ADB placed an annual headline inflation figure of 2 percent for 2015, and 6 percent for 2016, while the World Bank quoted figures of 3 percent and 5.3 percent respectively. The sudden jump in 2016 is due to the base effect, which reflects higher inflation following an unusually low period in the price index.
March inflation numbers were at an all-time low of 0.1 percent, driven by the price cuts in the interim budget and lowering of fuel prices.
However, both the World Bank and ADB had recommended fuel importing countries to not completely give way to the all-time low fuel market forces, as they questioned whether the benefit will truly trickle down to the consumer, while presenting the state with an opportunity to derive income.

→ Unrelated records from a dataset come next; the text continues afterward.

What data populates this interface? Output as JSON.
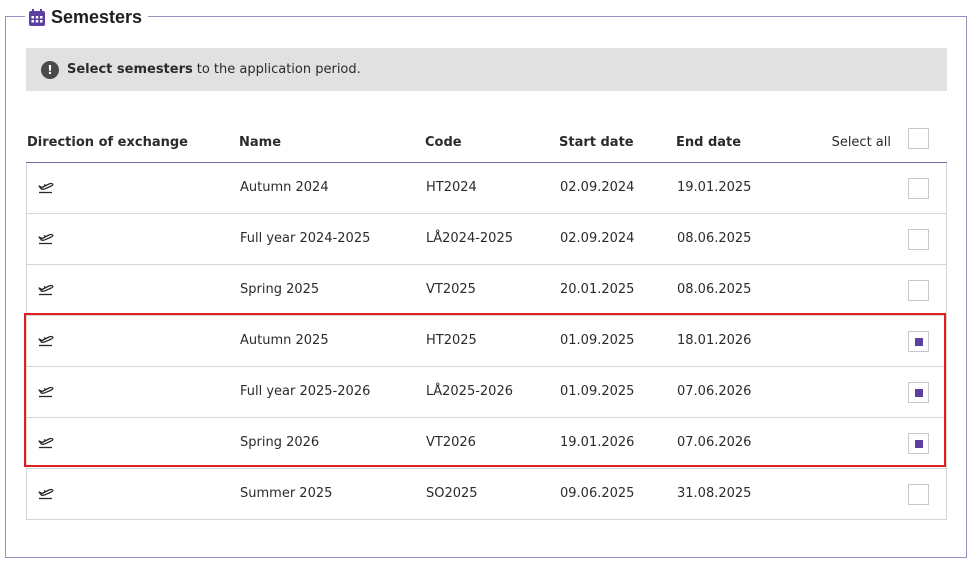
{
  "section": {
    "title": "Semesters"
  },
  "info": {
    "bold": "Select semesters",
    "text": "to the application period."
  },
  "table": {
    "headers": {
      "direction": "Direction of exchange",
      "name": "Name",
      "code": "Code",
      "start": "Start date",
      "end": "End date",
      "select_all": "Select all"
    },
    "rows": [
      {
        "name": "Autumn 2024",
        "code": "HT2024",
        "start": "02.09.2024",
        "end": "19.01.2025",
        "checked": false
      },
      {
        "name": "Full year 2024-2025",
        "code": "LÅ2024-2025",
        "start": "02.09.2024",
        "end": "08.06.2025",
        "checked": false
      },
      {
        "name": "Spring 2025",
        "code": "VT2025",
        "start": "20.01.2025",
        "end": "08.06.2025",
        "checked": false
      },
      {
        "name": "Autumn 2025",
        "code": "HT2025",
        "start": "01.09.2025",
        "end": "18.01.2026",
        "checked": true
      },
      {
        "name": "Full year 2025-2026",
        "code": "LÅ2025-2026",
        "start": "01.09.2025",
        "end": "07.06.2026",
        "checked": true
      },
      {
        "name": "Spring 2026",
        "code": "VT2026",
        "start": "19.01.2026",
        "end": "07.06.2026",
        "checked": true
      },
      {
        "name": "Summer 2025",
        "code": "SO2025",
        "start": "09.06.2025",
        "end": "31.08.2025",
        "checked": false
      }
    ]
  },
  "colors": {
    "accent": "#5b3fa1",
    "highlight": "#e01e1e"
  },
  "icons": {
    "section": "calendar-icon",
    "info": "exclamation-icon",
    "direction": "plane-departure-icon"
  }
}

Meanwhile, deflationary situation cannot be ruled out in the near future, with the Central Bank reducing the policy rates by 50 basis points to further stimulate economic growth. 

 


CB cuts policy rates by 50 basis points

The Central Bank on the following day of Avurudu cut the policy rates by 50 basis points, a move that was least expected amid concerns of high domestic borrowings by the government to cover its costs.
The April Monetary Policy review issued by the Central Bank said the current behaviour of market interest rates appeared to be “inconsistent with the continued low inflation and investments needed to address concerns on economic growth for the year.”

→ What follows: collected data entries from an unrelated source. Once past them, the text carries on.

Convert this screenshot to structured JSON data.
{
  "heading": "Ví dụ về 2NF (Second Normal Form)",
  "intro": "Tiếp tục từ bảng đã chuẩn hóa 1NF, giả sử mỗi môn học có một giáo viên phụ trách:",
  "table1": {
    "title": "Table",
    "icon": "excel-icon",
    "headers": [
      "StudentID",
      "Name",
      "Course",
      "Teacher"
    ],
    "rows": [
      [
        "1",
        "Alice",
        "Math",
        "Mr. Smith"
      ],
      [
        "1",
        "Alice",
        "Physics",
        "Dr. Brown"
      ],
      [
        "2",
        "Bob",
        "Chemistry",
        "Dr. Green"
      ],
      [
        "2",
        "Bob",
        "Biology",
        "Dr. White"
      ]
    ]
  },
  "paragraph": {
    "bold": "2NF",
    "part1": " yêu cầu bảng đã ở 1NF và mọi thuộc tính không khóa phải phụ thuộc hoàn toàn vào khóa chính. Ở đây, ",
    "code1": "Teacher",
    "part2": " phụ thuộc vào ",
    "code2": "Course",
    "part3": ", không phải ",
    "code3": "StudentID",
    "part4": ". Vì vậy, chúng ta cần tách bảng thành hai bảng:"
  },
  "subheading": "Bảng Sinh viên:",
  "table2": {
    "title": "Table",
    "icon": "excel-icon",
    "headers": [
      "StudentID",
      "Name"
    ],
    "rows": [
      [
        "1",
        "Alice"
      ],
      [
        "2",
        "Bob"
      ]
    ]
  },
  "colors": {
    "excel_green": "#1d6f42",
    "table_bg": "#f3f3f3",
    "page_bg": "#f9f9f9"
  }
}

Headline inflation in March was at all time record low of 0.1 percent, a result of administrative cuts in energy prices and a number of consumer items by the new government. 
The Central Bank expects inflation to remain at low-mid single digit level in 2015.
“Therefore, there is further leeway to continue relaxation of monetary policy, primarily through a reduction in policy interest rates of the Central Bank to encourage economic activities by enhanced credit flows and investments due to lower cost of funds and behaviour of market interest rates consistent with economic growth outlook,” the Central Bank said. Accordingly, the Standing Deposit Facility Rate (floor rate for the absorption of overnight excess liquidity from the banking system) was reduced to 6 percent from 6.5 percent and Standing Lending Facility Rate (interest rate applicable on reverse repurchase transactions of the Central Bank with Commercial banks on an overnight basis) was reduced to 7.5 percent from 8 percent.  The Central Bank said if the monetary relaxation creates any adverse effects over other economic variables, “a mix of other monetary policy tools is available to fine tune such effects.”